Sunday, December 03, 2006

One of my favorite 'tricks' I use at the moment..

You know the term 'someone living rent free in your head?
You know when you have an unsatisfactory conversation, and leave it, only to continue the conversation in your head. Only this time imagining what you would have said DIFFERENT. So that you 'win' the argument?

Ok well this 'trick' is a bit like that. Its an imaginary conversation. Of sorts.

Sometimes when I haven't really figured out what's 'wrong'. I rehearse conversations in my head when I try to explain what is 'wrong'. This is really just for my benefit. Because I need to 'hear it out', to see what I make of it. Whether or not the 'disturbed part of me' is actually making any sense or not. When do this, I would describe the exchange as fairly exasperated. There's a lot of energy being used to try to get to the bottom of the thing. And because there is something that disturbs me or bothers me, the 'tone' of the voice I hear explaining itself, if often quite exasperated, or pitiful, or despairing. Anyway I just thought I would explain it as I want you to get a picture of what these 'inner conversations' are like.
When I have these conversations, I'm not sure who it is they are directed to. A understanding fair minded person perhaps? Nobody in particular. The motive is to make sense of the feelings I am experiencing.

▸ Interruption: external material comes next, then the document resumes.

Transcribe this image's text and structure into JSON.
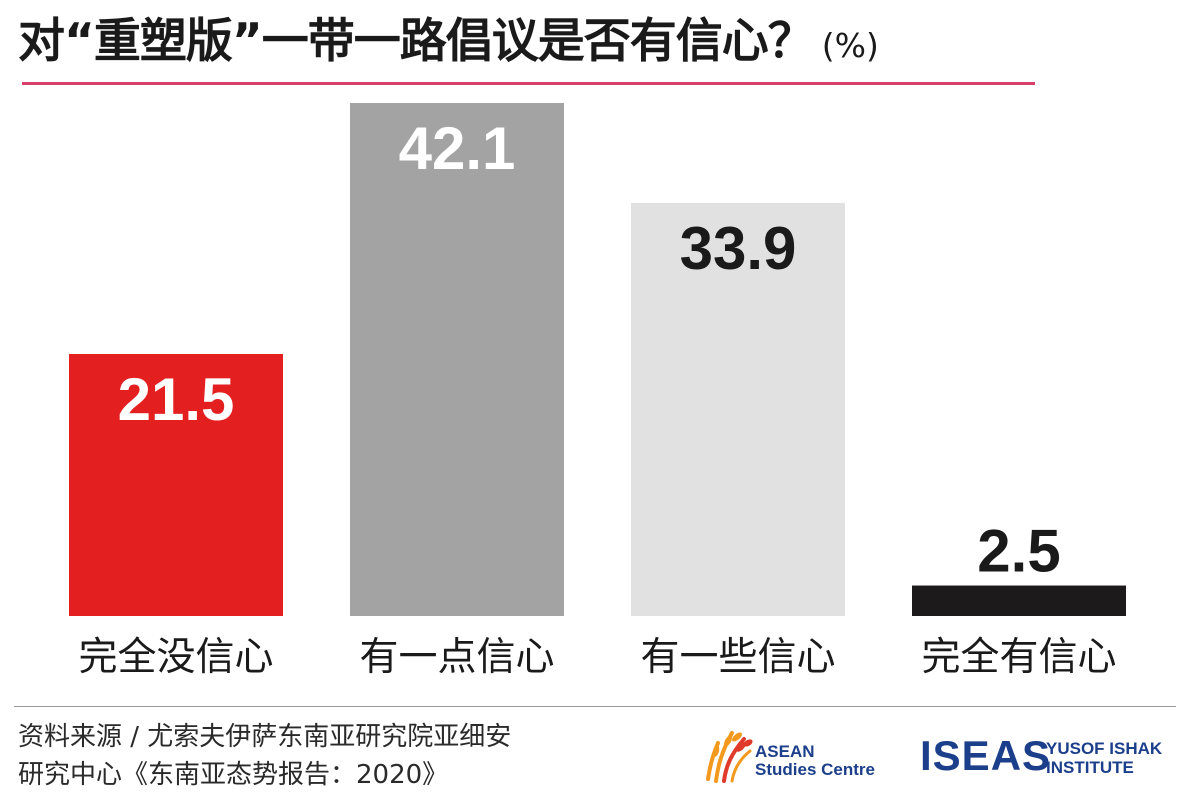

My 'trick' is that I have the conversation described above, but that I switch the 'identity' of the person speaking my thoughts.

I imagine someone I love and admire / hold dear saying the things I AM CURRENTLY THINKING. My beliefs about myself and my life. Its like I'm observing a conversation except THEY are uttering the words I hear in my head. articulating MY thoughts.

I LOVE this 'trick'. I've been using it quite a lot lately. I find it very moving.